Il rigore dell’esercito e la bolsaggine delle università

Questo “sguardo grandangolare” è un’arte difficile e necessaria, ed è il motivo per cui, nelle democrazie più evolute, la formazione filosofica dei militari non è un orpello, ma un requisito. È l’opposto di ciò che accade oggi nei dipartimenti italiani, dove chi “vede il tutto” viene trattato con un certo fastidio, e chi si occupa del dettaglio viene considerato un’autorità. Ma esiste ancora qualcosa come una “autorità” nella nostra università? Nell’esercito la catena di comando funziona, nelle università no. Forse questo è un altro motivo per cui l’università non vuole i militari: non per via delle pistole nella fondina, ma perché portano con sé l’idea scandalosa che, a un certo punto, il pensiero possa diventare azione e qualcuno debba assumersi la responsabilità di decidere. In università, invece, non comanda nessuno. O meglio: comanda la forma peggiore di potere possibile, quello di una burocrazia senza volto che decide tutto senza rispondere mai di nulla. Un potere ferreo e al tempo stesso idiota, un comando senza comandante, una catena di ordini che non porta da nessuna parte.
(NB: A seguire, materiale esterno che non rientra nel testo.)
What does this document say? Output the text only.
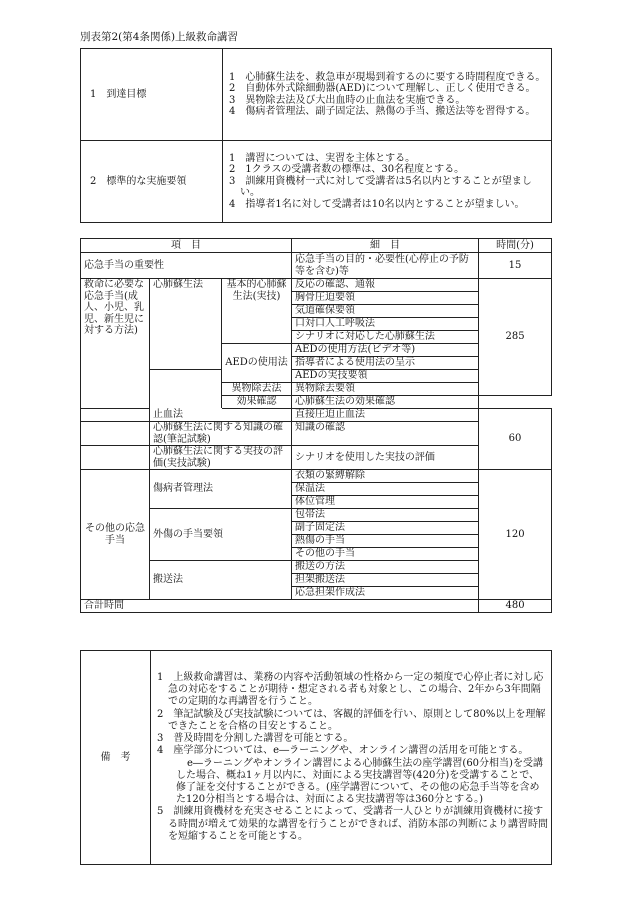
別表第2(第4条関係)上級救命講習
1　到達目標	1　心肺蘇生法を、救急車が現場到着するのに要する時間程度できる。
2　自動体外式除細動器(AED)について理解し、正しく使用できる。
3　異物除去法及び大出血時の止血法を実施できる。
4　傷病者管理法、副子固定法、熱傷の手当、搬送法等を習得する。

2　標準的な実施要領	1　講習については、実習を主体とする。
2　1クラスの受講者数の標準は、30名程度とする。
3　訓練用資機材一式に対して受講者は5名以内とすることが望ましい。
4　指導者1名に対して受講者は10名以内とすることが望ましい。
項　目			細　目	時間(分)
応急手当の重要性			応急手当の目的・必要性(心停止の予防等を含む)等	15
救命に必要な応急手当(成人、小児、乳児、新生児に対する方法)	心肺蘇生法	基本的心肺蘇生法(実技)	反応の確認、通報	285
			胸骨圧迫要領	
			気道確保要領	
			口対口人工呼吸法	
			シナリオに対応した心肺蘇生法	
		AEDの使用法	AEDの使用方法(ビデオ等)	
			指導者による使用法の呈示	
			AEDの実技要領	
		異物除去法	異物除去要領	
		効果確認	心肺蘇生法の効果確認	
	止血法		直接圧迫止血法	60
	心肺蘇生法に関する知識の確認(筆記試験)		知識の確認	
	心肺蘇生法に関する実技の評価(実技試験)		シナリオを使用した実技の評価	
その他の応急手当	傷病者管理法		衣類の緊縛解除	120
			保温法	
			体位管理	
	外傷の手当要領		包帯法	
			副子固定法	
			熱傷の手当	
			その他の手当	
	搬送法		搬送の方法	
			担架搬送法	
			応急担架作成法	
合計時間				480
備　考	
1　上級救命講習は、業務の内容や活動領域の性格から一定の頻度で心停止者に対し応急の対応をすることが期待・想定される者も対象とし、この場合、2年から3年間隔での定期的な再講習を行うこと。
2　筆記試験及び実技試験については、客観的評価を行い、原則として80%以上を理解できたことを合格の目安とすること。
3　普及時間を分割した講習を可能とする。
4　座学部分については、e―ラーニングや、オンライン講習の活用を可能とする。
e―ラーニングやオンライン講習による心肺蘇生法の座学講習(60分相当)を受講した場合、概ね1ヶ月以内に、対面による実技講習等(420分)を受講することで、修了証を交付することができる。(座学講習について、その他の応急手当等を含めた120分相当とする場合は、対面による実技講習等は360分とする。)
5　訓練用資機材を充実させることによって、受講者一人ひとりが訓練用資機材に接する時間が増えて効果的な講習を行うことができれば、消防本部の判断により講習時間を短縮することを可能とする。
E la cosa buffa è che professori e studenti, più si dicono barricaderi e sovversivi, più si piegano a questo potere con la stessa docilità bovina con cui i travet piemontesi obbedivano ai regolamenti delle Regie cancellerie sabaude, quando anche spostare una sedia richiedeva un nulla osta controfirmato dal ministro. Se si tratta di resistere alla burocrazia, nessuno muove un dito. Ma se c’è da protestare contro l’arrivo di quattro allievi ufficiali, scoppia la rivoluzione permanente. Nella sua perversione, è un sistema perfetto: la burocrazia comanda ciò che non serve, gli studenti si ribellano contro ciò che sarebbe utile, e i professori si piazzano prudentemente nel mezzo, sperando che nessuno si accorga che non contano più nulla e il loro potere di decisione è ridotto a zero.